What is going on here?

Best regards,

Jordan

  • I can't reproduce the effects issue

    Would you happen to have performed a software update in the meantime? What you're describing was a bug that was fixed in 3.1.0, where the Effect Editor wouldn't correctly populate the CIA if you tried opening it while you had a selection in the command line.

    As I mentioned this should have been fixed for close to two years.

  • Ok, so to be blunt, it's not a real thing. I'm familiar with video keyframes. Lighting doesn't use them, but I of course welcome you to develop the technology.

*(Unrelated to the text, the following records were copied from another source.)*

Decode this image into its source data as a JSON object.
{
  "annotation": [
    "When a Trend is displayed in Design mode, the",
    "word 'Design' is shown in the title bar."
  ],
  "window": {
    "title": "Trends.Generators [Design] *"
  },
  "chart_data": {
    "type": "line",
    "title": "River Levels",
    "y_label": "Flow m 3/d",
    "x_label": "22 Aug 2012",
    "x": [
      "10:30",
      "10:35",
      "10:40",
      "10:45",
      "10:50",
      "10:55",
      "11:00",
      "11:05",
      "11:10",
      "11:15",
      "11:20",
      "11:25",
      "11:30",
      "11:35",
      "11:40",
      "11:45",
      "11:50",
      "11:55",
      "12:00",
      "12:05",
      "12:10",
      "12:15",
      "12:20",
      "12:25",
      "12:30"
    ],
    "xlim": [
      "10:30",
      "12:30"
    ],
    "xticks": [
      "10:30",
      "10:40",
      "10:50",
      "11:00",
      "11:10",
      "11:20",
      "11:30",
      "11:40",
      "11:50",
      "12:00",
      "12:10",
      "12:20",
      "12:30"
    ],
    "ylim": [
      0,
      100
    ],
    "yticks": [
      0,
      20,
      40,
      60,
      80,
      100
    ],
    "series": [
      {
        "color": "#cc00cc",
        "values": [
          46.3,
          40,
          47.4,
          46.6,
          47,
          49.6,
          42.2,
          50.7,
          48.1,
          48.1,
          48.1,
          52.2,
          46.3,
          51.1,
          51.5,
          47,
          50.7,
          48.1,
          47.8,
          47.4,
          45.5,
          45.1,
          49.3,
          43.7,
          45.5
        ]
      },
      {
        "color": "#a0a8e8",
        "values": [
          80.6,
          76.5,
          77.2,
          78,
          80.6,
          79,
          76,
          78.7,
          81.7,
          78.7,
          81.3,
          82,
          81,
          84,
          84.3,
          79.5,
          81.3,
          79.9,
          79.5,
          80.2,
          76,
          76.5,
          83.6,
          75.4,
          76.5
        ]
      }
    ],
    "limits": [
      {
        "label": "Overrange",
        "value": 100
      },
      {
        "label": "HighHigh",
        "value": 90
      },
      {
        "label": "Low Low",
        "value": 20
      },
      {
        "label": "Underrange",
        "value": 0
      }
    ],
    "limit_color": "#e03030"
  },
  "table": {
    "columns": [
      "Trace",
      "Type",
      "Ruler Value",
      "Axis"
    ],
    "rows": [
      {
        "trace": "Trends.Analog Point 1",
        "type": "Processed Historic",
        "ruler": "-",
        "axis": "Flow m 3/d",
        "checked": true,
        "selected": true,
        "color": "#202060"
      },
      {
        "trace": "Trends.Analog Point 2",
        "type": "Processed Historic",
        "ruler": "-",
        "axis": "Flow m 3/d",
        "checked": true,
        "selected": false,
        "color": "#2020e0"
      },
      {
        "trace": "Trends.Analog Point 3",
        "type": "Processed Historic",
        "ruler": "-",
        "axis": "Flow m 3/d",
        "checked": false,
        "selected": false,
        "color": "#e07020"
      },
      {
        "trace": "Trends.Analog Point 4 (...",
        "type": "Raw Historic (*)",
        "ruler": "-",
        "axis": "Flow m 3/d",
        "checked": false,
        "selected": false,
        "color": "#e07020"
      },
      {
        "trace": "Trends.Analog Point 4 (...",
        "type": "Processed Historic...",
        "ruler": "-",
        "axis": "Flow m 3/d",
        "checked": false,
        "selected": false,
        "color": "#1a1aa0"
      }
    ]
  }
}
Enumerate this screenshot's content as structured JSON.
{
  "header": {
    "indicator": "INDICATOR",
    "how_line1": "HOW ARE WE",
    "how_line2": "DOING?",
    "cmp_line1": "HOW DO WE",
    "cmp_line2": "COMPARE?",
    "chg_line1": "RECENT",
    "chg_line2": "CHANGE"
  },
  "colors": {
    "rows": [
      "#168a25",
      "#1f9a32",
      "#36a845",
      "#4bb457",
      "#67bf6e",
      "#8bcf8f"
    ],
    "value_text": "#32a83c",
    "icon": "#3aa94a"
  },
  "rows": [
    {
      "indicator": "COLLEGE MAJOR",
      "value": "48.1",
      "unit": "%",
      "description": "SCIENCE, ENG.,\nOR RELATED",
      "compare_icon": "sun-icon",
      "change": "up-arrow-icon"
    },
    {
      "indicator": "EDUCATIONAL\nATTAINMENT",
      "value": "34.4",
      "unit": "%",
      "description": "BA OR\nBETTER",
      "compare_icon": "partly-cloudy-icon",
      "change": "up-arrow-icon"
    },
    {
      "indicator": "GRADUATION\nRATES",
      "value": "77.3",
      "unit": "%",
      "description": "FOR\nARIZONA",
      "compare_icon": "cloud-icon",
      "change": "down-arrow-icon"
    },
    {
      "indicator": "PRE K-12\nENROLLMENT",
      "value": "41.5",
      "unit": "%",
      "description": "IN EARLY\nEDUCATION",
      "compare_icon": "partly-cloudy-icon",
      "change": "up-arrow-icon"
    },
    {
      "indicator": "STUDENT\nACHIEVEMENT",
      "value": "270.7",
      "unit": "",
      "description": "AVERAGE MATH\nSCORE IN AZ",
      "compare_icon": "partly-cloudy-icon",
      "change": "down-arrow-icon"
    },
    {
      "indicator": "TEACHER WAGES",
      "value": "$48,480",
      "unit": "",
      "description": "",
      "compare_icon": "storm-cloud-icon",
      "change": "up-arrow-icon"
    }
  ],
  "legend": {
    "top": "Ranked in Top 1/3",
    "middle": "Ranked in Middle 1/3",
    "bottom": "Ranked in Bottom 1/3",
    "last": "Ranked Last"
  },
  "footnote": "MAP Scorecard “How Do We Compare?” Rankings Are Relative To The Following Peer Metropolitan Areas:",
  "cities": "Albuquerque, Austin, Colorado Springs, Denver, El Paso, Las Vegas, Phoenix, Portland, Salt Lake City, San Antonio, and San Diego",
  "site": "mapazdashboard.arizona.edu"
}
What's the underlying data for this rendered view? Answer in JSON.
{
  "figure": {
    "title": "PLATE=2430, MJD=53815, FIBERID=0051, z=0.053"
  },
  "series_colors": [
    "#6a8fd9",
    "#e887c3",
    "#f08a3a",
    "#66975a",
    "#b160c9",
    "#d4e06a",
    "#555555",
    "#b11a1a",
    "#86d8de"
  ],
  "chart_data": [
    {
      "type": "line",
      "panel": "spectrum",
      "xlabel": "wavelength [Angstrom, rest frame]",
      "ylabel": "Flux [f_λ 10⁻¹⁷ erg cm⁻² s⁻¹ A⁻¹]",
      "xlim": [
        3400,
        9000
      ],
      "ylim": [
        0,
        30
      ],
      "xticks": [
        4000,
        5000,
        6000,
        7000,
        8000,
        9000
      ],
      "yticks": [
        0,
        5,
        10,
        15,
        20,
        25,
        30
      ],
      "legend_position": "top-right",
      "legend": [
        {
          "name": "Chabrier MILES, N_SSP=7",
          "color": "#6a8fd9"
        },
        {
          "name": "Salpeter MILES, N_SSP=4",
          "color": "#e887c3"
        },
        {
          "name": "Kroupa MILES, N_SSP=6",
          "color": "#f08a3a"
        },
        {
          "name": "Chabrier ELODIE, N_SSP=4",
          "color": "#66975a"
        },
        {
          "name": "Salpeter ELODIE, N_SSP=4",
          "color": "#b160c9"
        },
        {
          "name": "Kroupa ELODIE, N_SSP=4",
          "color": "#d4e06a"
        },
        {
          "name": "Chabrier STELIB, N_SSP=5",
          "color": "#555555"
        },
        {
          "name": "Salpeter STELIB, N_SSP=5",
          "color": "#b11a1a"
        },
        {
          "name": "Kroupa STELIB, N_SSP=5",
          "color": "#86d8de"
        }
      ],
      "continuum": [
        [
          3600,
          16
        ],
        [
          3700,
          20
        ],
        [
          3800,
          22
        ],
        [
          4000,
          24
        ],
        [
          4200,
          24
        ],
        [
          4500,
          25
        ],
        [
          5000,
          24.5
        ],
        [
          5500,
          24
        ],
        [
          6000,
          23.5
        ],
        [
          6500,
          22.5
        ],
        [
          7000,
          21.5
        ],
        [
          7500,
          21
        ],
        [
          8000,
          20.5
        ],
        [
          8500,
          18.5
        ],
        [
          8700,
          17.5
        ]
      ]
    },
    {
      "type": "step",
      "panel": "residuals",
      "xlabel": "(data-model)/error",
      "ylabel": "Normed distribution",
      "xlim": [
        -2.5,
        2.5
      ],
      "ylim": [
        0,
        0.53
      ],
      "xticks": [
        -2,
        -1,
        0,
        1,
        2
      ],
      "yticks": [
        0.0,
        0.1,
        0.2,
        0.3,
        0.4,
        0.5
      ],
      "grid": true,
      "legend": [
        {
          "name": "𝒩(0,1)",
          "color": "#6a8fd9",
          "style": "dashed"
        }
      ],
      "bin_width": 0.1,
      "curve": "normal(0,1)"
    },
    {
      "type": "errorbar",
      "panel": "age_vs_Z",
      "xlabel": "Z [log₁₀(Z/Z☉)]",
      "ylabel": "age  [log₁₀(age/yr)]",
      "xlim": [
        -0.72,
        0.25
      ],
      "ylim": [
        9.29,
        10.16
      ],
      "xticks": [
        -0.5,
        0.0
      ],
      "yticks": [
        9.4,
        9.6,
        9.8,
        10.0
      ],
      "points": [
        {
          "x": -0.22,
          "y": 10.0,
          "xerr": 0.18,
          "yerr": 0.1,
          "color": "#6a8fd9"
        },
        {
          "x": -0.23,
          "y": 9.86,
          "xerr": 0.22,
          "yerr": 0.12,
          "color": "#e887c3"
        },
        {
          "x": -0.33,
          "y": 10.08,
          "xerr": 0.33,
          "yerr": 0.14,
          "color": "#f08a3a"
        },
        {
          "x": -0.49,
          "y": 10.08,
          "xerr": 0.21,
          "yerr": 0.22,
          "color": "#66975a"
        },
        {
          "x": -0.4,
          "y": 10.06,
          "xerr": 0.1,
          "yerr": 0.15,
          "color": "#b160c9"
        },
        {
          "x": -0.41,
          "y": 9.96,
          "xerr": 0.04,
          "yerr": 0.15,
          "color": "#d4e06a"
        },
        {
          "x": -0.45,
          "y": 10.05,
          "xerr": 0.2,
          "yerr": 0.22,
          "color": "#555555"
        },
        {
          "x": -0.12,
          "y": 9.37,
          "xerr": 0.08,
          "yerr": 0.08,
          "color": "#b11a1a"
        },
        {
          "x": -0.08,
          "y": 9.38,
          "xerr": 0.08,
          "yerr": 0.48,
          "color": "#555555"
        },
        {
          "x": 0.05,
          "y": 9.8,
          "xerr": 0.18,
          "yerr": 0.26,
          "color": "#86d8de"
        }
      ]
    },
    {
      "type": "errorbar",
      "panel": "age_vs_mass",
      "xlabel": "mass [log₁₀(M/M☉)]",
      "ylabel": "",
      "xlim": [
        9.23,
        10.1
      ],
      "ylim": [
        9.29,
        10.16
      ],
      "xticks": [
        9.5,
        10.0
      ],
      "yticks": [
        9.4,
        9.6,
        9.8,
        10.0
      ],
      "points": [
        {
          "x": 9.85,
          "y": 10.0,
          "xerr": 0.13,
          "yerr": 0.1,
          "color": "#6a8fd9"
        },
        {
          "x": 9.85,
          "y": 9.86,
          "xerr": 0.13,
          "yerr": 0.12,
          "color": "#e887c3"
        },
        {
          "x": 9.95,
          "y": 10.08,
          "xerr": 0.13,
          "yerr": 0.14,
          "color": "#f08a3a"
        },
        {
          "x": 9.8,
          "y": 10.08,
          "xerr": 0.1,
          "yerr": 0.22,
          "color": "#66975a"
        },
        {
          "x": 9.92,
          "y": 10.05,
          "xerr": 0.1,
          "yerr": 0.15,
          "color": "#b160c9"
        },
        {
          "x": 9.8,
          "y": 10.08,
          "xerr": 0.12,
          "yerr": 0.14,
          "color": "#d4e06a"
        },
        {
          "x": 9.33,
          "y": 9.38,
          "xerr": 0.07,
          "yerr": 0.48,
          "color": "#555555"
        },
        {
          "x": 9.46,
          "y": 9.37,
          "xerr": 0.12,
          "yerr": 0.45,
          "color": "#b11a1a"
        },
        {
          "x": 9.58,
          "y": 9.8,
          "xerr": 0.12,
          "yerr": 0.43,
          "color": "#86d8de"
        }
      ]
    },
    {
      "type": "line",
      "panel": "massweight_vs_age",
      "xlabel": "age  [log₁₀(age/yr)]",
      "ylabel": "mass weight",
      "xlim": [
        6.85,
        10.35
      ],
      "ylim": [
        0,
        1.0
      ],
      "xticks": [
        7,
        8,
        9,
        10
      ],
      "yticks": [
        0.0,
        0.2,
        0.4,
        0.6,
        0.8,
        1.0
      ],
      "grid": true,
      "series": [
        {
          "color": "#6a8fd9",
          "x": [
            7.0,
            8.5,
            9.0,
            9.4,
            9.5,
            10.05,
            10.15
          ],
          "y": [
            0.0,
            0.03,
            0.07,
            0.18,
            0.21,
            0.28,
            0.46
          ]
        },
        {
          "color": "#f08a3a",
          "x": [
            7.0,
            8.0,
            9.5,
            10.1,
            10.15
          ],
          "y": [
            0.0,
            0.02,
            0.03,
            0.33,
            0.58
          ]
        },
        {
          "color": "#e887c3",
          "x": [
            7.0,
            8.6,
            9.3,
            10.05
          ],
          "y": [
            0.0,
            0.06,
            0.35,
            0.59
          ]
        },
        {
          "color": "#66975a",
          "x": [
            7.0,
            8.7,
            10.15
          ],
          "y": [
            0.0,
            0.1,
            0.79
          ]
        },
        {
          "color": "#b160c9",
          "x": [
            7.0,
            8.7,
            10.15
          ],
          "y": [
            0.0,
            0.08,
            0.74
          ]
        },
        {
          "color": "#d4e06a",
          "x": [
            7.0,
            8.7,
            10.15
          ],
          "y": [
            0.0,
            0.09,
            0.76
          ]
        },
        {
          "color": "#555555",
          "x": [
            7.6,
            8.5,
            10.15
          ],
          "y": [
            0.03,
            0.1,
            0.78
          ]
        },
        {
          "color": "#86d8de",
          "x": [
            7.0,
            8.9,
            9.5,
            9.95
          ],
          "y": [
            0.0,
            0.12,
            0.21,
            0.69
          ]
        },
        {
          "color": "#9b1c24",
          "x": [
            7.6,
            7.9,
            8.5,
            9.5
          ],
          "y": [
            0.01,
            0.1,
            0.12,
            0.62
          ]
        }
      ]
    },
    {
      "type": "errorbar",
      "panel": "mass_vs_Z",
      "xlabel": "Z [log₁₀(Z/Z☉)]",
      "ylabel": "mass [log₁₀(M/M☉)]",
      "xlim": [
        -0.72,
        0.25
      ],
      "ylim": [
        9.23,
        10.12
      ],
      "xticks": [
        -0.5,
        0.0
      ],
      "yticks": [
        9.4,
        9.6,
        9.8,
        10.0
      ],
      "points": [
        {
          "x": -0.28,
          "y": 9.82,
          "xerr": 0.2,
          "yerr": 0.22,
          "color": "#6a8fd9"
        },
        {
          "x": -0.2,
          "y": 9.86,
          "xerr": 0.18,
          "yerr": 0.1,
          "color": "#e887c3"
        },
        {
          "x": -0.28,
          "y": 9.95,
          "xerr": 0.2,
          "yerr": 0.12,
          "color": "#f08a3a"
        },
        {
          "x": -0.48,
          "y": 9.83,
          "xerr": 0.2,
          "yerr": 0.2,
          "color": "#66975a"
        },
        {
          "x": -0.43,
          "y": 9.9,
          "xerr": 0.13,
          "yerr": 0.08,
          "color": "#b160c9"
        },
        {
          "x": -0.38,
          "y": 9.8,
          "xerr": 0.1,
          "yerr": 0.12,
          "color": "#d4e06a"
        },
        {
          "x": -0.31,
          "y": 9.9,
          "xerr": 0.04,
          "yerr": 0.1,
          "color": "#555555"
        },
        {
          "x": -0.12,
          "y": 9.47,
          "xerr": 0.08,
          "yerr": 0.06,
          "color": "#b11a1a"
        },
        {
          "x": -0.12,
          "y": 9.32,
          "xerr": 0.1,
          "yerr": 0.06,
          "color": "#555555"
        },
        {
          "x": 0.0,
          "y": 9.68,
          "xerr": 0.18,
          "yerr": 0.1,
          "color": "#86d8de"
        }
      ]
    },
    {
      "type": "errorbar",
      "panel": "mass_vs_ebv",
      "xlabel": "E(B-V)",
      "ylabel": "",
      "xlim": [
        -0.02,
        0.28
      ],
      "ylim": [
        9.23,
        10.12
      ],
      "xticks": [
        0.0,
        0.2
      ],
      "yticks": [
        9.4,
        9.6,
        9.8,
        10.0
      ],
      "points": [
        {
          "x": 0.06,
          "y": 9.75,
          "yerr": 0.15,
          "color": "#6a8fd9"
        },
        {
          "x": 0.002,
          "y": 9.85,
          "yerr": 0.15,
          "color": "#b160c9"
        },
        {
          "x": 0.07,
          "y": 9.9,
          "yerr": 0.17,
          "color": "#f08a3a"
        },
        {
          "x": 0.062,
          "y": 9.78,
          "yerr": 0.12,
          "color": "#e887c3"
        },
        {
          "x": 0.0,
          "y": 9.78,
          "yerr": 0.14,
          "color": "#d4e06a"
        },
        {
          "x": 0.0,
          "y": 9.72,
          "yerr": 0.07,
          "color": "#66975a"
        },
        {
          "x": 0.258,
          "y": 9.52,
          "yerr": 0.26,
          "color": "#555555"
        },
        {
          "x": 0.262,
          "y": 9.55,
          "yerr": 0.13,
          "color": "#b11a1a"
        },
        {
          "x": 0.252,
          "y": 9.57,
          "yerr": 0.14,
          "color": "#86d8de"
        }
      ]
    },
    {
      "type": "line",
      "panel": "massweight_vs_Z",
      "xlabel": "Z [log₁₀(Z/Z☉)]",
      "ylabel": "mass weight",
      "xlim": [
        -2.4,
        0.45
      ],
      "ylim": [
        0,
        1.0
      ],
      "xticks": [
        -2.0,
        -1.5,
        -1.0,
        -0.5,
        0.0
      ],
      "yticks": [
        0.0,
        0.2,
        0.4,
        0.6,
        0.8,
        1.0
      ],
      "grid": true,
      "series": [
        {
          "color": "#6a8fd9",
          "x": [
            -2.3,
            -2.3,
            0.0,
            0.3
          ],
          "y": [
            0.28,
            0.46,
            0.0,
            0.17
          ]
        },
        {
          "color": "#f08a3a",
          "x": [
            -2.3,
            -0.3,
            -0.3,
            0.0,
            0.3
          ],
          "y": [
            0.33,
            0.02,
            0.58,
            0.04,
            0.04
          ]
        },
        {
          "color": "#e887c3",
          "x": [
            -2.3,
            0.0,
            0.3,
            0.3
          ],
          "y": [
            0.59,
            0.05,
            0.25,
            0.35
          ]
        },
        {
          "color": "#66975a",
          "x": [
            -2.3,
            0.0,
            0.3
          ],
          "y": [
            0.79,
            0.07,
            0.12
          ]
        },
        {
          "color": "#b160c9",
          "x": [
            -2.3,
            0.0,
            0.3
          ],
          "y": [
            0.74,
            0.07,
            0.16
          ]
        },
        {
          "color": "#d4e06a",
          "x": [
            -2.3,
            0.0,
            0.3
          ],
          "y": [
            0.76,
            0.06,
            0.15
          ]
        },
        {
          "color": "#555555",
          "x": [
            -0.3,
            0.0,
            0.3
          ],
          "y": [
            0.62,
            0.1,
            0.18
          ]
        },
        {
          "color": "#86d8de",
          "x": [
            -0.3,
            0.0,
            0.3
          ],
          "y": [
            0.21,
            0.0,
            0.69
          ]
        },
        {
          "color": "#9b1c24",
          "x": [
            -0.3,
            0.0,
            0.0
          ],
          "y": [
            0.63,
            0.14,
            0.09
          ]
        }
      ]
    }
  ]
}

    In your bouncing logo example, I would do one of two approaches, depending on how video programmed it. If the logo is an object they are translating across the screen, I would ask them to connect it to PSN and send me the datastream, and use something like Zac Tracks or Blacktrax to read the PSN and point a light at the logo. If it's just a movie and I can't have position information, I would set up timecode to start with video, ask what time each move started, add a cue to that timestamp, and then how long until the next move, set the cue time. Probably 60 seconds per move worth of programming. This does however assume linear motion, and takes some amount of programming time, so PSN is highly preferable. Regardless, the entire 60 second clip is programmed in maybe 15 minutes using existing techniques and technology.

    Your proposed keyframing solution doesn't really remove any of the friction - I still have to know what time each position happens at (which I can still learn from paused timecode with normal cues on Eos) and point a light there., it's just doing the "Cue time X Enter" command for me in the background.

    You're not going to make a ML follow a dancer's arms in sync no matter how you save the data - you have to have real time tracking. Get Zac Tracks.

    These are solved problems with existing techniques and technology. I'm always willing to be wrong and adopt better technology as it develops, but I don't think any of your examples require me to abandon the way current cues function - you can always set cue time to equal the difference in time between two cues in your timecode sequence.

    The real opening your mind to the possibilities of motion is real time tracking and PSN. You tell your light to "point at X", and just give it the data on where X is. This is routine to use for followspots, video objects, and scenery - you can calibrate with known positions (Chandelier 1 is at XYZ when the motor is 20' spooled out) or use radio/IR trackers to allow complete freedom of movement. Do a little zoom calibration and your fixtures can even keep a consistent size as they move around with complete freedom.

  • It's very close to being a real thing.

    Linear start/stop motion is easiest. Now try to track a 3D audio object circling the room, curving, and doing all sorts of turns without ever stopping. Obviously you'll have gimbal lock issues, so you'll also have to swap movers mid-move without making it obvious you swapped. 

    That's a real problem I worked on once. Couldn't finish it because cues made it impossible. 

    Last week, a Visual Lighting Sequencer wasn't a real thing either. Next week I'll be working on getting Intensity/Pan/Tilt keyframable inside the sequencer.


  • I got into the habit of choosing Element mode quite a while back, so it's not inconceivable to think that software I was running at that time was pre-3.1.0. It's quite likely actually. Funny how one seemingly unrelated bug can result in completely different problems in completely different parts of the software. The thing that says Mark Time = Disabled is really dumb though. Should say Mark Time = Cue Timing.

  • Love this thread. Respectful interchange of ideas and learning new things. This is what a forum should be like!

  • I agree that it is poorly named and not intuitive. It's in the manual, but I shouldn't have to have the manual next to me decoding what things mean 24/7. If the name and purpose can be intuitive, they should be, and this is definitely one of those cases where they can improve it.

  • "Ok, so to be blunt, it's not a real thing." - It became a real thing an hour ago. ETC Eos can now be controlled with keyframes.

  • I'd love to check it out, let me know where I can find the software.